Avec Être là, sorti l’année suivante, Régis Sauder nous proposait une fascinante plongée dans l’univers carcéral grâce à un focus sur la prison des Baumettes à Marseille. Enfin, Retour à Forbach, son troisième documentaire, narrait le retour du réalisateur à Forbach, cette ville de Lorraine minée par la précarité. J’ai aimé vivre là pourrait être vu comme la continuité de Retour à Forbach. De nouveau, il est question d’une ville. Cette fois-ci, Cergy, dans le nord-ouest de Paris. Pour le reste, les comparaisons s’arrêtent là. Car là où Retour à Forbach était un documentaire où l’espoir était aux abonnés absents. J’ai aimé vivre là est au contraire un film lumineux, presque un feel good movie.

Cergy par Annie Ernaux

Régis Sauder est donc allé à la rencontre de plusieurs habitants de Cergy, cette «  ville nouvelle  » du Val d’Oise. À travers les témoignages de jeunes et de locaux ayant toujours vécu dans cette municipalité, le cinéaste s’interroge sur la banlieue. Ou plutôt les banlieues, ces territoires oubliés. Paris n’est qu’à une trentaine de kilomètres. Le trajet se fait assez rapidement en voiture ou en RER A qui relie la ville aux principaux quartiers de la capitale. Pourtant, au fur et à mesure du film, Paris semble à des années-lumière de Cergy comme dans un autre espace-temps.
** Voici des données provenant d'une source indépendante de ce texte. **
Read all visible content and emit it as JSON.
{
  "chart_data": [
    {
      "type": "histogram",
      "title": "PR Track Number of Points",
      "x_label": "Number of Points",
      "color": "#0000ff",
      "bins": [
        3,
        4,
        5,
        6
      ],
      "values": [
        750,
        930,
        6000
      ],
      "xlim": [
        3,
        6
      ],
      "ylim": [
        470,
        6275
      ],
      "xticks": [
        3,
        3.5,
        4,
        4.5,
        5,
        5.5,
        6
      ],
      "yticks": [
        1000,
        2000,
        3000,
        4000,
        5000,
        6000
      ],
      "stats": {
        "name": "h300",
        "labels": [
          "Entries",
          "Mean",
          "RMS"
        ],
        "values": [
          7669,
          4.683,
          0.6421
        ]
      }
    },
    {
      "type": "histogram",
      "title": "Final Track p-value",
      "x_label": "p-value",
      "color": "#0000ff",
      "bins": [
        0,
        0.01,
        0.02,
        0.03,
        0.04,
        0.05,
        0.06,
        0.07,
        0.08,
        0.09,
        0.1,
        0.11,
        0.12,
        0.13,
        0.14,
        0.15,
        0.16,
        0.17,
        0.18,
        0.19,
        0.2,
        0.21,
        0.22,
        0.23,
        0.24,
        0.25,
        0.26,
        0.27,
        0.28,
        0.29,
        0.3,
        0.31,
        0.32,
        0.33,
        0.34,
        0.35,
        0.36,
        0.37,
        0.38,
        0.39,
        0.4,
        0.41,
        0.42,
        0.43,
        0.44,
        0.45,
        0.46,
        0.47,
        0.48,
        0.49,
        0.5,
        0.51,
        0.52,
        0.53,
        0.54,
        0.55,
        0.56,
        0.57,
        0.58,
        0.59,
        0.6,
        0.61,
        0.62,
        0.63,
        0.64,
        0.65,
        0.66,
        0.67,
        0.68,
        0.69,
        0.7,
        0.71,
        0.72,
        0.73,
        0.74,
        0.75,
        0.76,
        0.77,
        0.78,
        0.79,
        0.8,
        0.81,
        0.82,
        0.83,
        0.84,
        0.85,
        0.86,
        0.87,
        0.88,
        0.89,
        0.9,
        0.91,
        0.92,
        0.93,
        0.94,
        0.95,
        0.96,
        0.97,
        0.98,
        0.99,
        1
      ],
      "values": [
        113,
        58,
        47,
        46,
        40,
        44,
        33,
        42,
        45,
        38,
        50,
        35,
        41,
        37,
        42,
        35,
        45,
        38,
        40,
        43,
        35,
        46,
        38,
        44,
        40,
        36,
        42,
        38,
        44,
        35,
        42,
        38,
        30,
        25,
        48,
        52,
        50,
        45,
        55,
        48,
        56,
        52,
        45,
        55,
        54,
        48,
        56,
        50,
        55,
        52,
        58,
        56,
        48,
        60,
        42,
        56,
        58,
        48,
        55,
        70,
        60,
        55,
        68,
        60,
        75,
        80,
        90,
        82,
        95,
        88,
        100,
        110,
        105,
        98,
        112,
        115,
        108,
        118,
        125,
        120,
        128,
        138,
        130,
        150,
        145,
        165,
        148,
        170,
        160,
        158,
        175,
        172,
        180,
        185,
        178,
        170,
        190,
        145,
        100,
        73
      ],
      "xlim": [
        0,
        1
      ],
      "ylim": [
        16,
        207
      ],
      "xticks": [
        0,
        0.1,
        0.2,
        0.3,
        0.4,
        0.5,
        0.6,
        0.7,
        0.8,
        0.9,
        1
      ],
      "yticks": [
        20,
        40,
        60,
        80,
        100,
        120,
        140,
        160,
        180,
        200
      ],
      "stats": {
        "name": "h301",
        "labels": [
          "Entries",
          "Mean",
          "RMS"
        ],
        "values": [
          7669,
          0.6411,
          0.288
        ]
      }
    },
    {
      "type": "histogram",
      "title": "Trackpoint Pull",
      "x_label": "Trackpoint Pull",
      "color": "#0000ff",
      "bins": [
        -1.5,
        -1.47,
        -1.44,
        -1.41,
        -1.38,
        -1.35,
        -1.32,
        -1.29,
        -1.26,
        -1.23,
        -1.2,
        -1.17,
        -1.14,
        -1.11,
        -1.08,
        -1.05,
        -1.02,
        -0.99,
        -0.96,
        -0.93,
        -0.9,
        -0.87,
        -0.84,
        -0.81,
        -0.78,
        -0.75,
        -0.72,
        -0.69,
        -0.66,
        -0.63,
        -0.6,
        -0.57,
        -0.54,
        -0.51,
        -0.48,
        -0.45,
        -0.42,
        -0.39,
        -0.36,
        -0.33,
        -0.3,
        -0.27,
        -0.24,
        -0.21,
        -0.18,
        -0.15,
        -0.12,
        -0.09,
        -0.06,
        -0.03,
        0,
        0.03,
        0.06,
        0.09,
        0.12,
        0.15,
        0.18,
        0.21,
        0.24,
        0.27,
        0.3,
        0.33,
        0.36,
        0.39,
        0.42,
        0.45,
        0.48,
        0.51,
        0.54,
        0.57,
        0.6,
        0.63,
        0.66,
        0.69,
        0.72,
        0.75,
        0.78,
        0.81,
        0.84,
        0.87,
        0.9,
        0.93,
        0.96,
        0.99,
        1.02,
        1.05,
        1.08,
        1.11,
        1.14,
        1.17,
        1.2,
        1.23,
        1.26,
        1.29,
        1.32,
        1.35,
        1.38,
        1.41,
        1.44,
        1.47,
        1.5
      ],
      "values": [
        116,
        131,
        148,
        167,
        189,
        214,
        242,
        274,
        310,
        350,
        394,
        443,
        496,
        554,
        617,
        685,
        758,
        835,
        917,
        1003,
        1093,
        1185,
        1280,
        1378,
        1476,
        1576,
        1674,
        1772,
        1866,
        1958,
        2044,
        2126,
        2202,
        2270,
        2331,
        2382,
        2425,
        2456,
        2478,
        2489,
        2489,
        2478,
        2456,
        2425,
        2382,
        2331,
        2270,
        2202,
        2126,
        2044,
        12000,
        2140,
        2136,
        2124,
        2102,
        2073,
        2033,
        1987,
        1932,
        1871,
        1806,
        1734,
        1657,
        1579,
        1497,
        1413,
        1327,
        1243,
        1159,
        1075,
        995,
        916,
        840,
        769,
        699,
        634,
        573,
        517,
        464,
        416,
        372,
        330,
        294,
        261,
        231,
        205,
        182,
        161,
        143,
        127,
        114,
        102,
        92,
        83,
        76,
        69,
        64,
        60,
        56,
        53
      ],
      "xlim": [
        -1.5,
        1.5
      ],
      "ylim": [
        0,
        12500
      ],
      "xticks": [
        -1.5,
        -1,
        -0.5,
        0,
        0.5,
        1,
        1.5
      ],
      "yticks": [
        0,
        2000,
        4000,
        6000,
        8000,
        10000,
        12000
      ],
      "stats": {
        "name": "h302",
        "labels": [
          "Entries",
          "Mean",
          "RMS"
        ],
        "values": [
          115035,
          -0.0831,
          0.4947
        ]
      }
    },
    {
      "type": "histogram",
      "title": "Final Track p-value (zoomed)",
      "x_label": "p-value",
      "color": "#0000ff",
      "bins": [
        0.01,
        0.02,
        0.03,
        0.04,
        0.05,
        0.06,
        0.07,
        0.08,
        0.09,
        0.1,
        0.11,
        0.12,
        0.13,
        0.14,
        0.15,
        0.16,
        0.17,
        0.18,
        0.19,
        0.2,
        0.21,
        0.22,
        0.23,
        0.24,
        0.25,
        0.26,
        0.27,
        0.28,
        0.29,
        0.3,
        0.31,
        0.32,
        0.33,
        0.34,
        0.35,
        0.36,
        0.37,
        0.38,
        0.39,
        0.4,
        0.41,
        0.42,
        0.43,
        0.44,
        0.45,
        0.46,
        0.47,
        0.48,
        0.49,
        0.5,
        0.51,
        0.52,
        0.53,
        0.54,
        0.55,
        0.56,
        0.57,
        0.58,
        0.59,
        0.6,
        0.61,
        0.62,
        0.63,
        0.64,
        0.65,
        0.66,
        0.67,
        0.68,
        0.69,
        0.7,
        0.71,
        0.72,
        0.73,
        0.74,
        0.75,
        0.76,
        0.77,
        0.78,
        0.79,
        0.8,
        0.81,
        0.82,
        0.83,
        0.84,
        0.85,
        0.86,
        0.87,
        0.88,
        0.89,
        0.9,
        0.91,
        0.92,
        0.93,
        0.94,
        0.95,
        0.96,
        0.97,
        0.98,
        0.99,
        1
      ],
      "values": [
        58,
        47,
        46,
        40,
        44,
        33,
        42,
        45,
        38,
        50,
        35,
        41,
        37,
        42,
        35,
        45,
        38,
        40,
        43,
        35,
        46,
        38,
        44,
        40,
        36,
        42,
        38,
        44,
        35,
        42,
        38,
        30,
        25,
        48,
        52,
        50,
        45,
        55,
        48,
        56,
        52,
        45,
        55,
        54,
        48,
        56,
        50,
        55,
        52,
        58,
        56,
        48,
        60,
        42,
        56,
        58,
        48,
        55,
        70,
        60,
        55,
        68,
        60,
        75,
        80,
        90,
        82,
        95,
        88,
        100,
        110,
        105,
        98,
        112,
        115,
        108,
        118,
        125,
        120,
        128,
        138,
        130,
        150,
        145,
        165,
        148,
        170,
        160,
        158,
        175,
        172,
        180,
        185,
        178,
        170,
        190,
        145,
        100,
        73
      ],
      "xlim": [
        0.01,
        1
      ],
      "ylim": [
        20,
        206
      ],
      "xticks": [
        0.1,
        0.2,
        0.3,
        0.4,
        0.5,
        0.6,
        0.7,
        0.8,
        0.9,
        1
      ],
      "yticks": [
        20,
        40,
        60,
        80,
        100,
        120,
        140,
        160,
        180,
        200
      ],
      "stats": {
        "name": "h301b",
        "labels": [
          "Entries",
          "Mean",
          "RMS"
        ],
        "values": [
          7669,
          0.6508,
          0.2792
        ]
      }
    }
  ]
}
Dans cette ville du Val d’Oise, le temps s’écoule différemment. Le bouillonnement se limite au centre commercial des Trois Fontaines ou à la gare RER. Doit-on en déduire que le quotidien est sinistre  ? Absolument pas et c’est là tout l’enjeu de J’ai aimé vivre là. Pour donner du relief à son film, Régis Sauder a demandé aux personnes qu’il filme de lire des extraits de deux ouvrages d’Annie Ernaux, illustre écrivaine et habitante de Cergy depuis plusieurs décennies. Ainsi, quelques semaines après le brûlant Passion Simple par Danielle Arbid (et avant la sortie du très attendu L’événement par Audrey Diwan), ce sont désormais au tour de Journal du dehors (1996) et de La vie extérieure (2000) de connaître une adaptation sur grand écran.

Dans l’avant-propos de Journal du dehors, l’écrivaine expliquait son rapport à Cergy  : «  Depuis vingt ans, j’habite dans une ville nouvelle, à quarante kilomètres de Paris, Cergy-Pontoise. Auparavant, j’avais toujours vécu en province, dans des villes où étaient inscrites les marques du passé et de l’histoire. Arriver dans un lieu sorti du néant en quelques années, privé de toute mémoire, aux constructions éparpillées sur un territoire immense, aux limites incertaines, a constitué une expérience bouleversante. J’étais submergé par un sentiment d’étrangeté, incapable de voir autre chose que les esplanades ventées, les façades de béton rose ou bleu, le désert des rues pavillonnaires. L’impression continuelle de flotter entre ciel et terre, dans un no man’s land. Mon regard était semblable aux parois de verre des immeubles de bureaux, ne reflétant personne, que les tours et les nuages.  »

Dans La vie extérieure, il était cette fois-ci question de la vie quotidienne, un peu comme celle que propose Régis Sauder dans son film. Annie Ernaux y évoquait notamment le centre commercial des Trois Fontaines, un lieu de rendez-vous incontournable pour tous les habitants de Cergy  : «  Soldes. Toutes les entrées du parking des Trois Fontaines sont bouchées par des files de voitures. On veut être les premiers à se jeter sur les fringues, la vaisselle, comme des pillards dans une ville conquise. Les allées sont envahies d’un flot humain, des familles entières avec des enfants en poussette, des bandes de filles. Frénésie dans les boutiques. Une immense convoitise envahit l’espace. Le centre commercial est devenu le lieu le plus familier de cette fin de siècle, comme l’église jadis. Chez Caroll, Froggy, Lacoste, les gens cherchent quelque chose qui les aide à vivre, un secours contre le temps et la mort.  » Comme dans ces deux ouvrages, Régis Sauder capte le quotidien tel un sociologue. Il en résulte un film, J’ai aimé vivre là, qui bouleverse le spectateur, grâce à sa pudeur et son émotion. Brillant.